他转身走了。何雨柱注意到他走的时候,袖口里掉出个东西,落在地上。是一盒火柴,普普通通的,但盒面上印著几个小字:香港永泰行。
何雨柱弯腰捡起来,攥在手心里。
他坐在那儿,看著那碗没动过的茶。茶早就凉了,面上结了一层膜。
三天后,李先生的消息来了。
不是见面,是一封信,夹在一份报纸里送到何雨柱办公室。信上就一行字:
“下月十五,香港有重要人物来。届时通知你见面。”
何雨柱把信烧了。
他看著那缕青烟从菸灰缸里升起,在办公室里飘散。
两伙人。
一个要他去茶馆,一个要他去城外。
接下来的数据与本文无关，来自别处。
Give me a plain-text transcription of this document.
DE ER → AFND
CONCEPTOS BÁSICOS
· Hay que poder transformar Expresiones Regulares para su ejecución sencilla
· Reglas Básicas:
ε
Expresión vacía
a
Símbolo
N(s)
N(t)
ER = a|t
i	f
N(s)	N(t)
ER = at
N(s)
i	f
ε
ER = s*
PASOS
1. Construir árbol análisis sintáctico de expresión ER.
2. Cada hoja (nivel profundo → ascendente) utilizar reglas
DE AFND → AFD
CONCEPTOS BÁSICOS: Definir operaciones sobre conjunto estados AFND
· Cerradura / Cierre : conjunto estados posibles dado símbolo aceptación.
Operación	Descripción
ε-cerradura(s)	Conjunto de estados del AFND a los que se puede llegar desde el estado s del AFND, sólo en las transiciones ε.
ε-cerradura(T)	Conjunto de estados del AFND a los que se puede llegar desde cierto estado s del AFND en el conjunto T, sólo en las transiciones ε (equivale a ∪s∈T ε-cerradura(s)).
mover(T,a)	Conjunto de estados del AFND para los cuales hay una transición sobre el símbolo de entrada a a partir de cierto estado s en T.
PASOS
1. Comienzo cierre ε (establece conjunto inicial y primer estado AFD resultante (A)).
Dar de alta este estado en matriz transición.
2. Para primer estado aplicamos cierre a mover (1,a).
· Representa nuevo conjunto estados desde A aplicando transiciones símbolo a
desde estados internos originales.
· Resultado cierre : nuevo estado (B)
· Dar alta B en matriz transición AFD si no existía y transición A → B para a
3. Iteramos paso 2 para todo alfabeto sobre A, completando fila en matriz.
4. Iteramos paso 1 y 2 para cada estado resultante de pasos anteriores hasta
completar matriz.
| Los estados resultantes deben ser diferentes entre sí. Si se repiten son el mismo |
一个要拉他入伙,一个要给他“重要人物”。
他从口袋里掏出那盒火柴,放在桌上。香港永泰行。
窗外,厂里的烟囱还在冒烟。工人们还在干活。桌上摆著聋老太太留给他的一块月饼,用油纸包著,压得方方正正。
他没去碰那块月饼。
只是看著那盒火柴,看了很久。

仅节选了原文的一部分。